In this conceptual analysis contribution to the special issue on radical embodied cognition, we discuss how embodied cognition can exist with and without representations. We explore this concept through the lens of judgment and decision-making in sports (JDMS). Embodied cognition has featured in many investigations of human behavior, but no single approach has emerged. Indeed, the very definitions of the concepts “embodiment” and “cognition” lack consensus, and consequently the degree of “radicalism” is not universally defined, either. In this paper, we address JDMS not from a rigid theoretical perspective but from two embodied cognition approaches: one that assumes there is mediation between the athlete and the environment through mental representation, and another that assumes direct contact between the athlete and the environment and thus no need for mental representation. Importantly, our aim was not to arrive at a theoretical consensus or set up a competition between approaches but rather to provide a legitimate scientific discussion about how to explain empirical results in JDMS from contrasting perspectives within embodied cognition.
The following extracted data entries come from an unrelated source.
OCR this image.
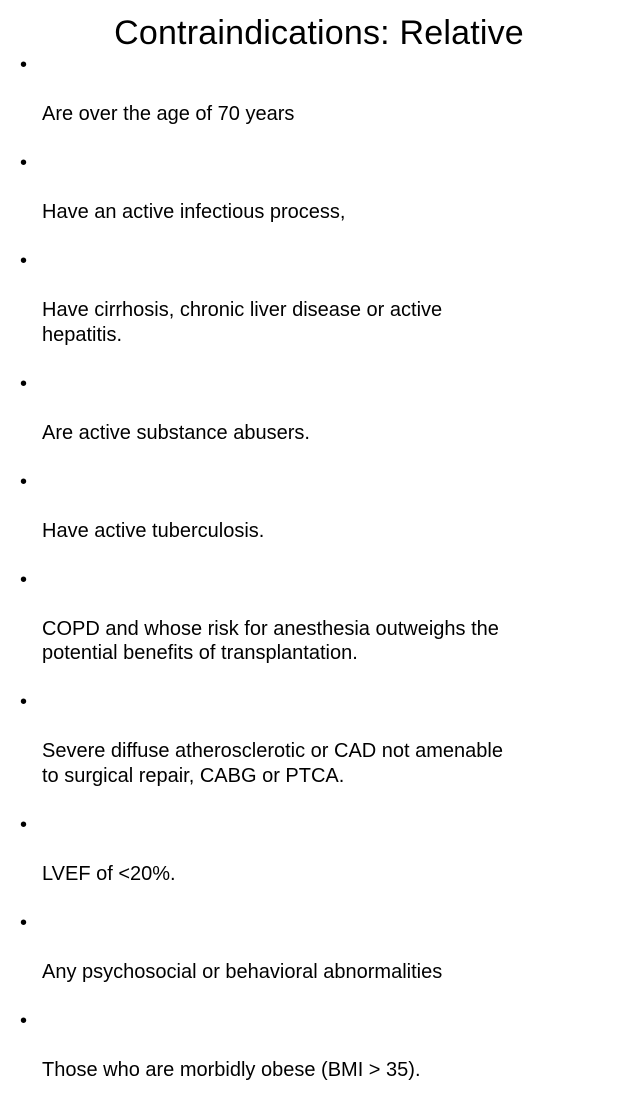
Contraindications: Relative

•

Are over the age of 70 years

•

Have an active infectious process,

•

Have cirrhosis, chronic liver disease or active
hepatitis.

•

Are active substance abusers.

•

Have active tuberculosis.

•

COPD and whose risk for anesthesia outweighs the
potential benefits of transplantation.

•

Severe diffuse atherosclerotic or CAD not amenable
to surgical repair, CABG or PTCA.

•

LVEF of <20%.

•

Any psychosocial or behavioral abnormalities

•

Those who are morbidly obese (BMI > 35).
For this, we first outline the definitions and constructs of embodied cognition in JDMS. Second, we detail the theory underlying the mental representation and direct contact approaches. Third, we comment on two published research papers on JDMS, one selected by each of us: (1) Correia et al. (2012) and (2) Pizzera (2012). Fourth, following the interpretation of the empirical findings of these papers, we present a discussion on the commonalities and divergences of these two perspectives and the consequences of using one or the other approach in the study of JDMS.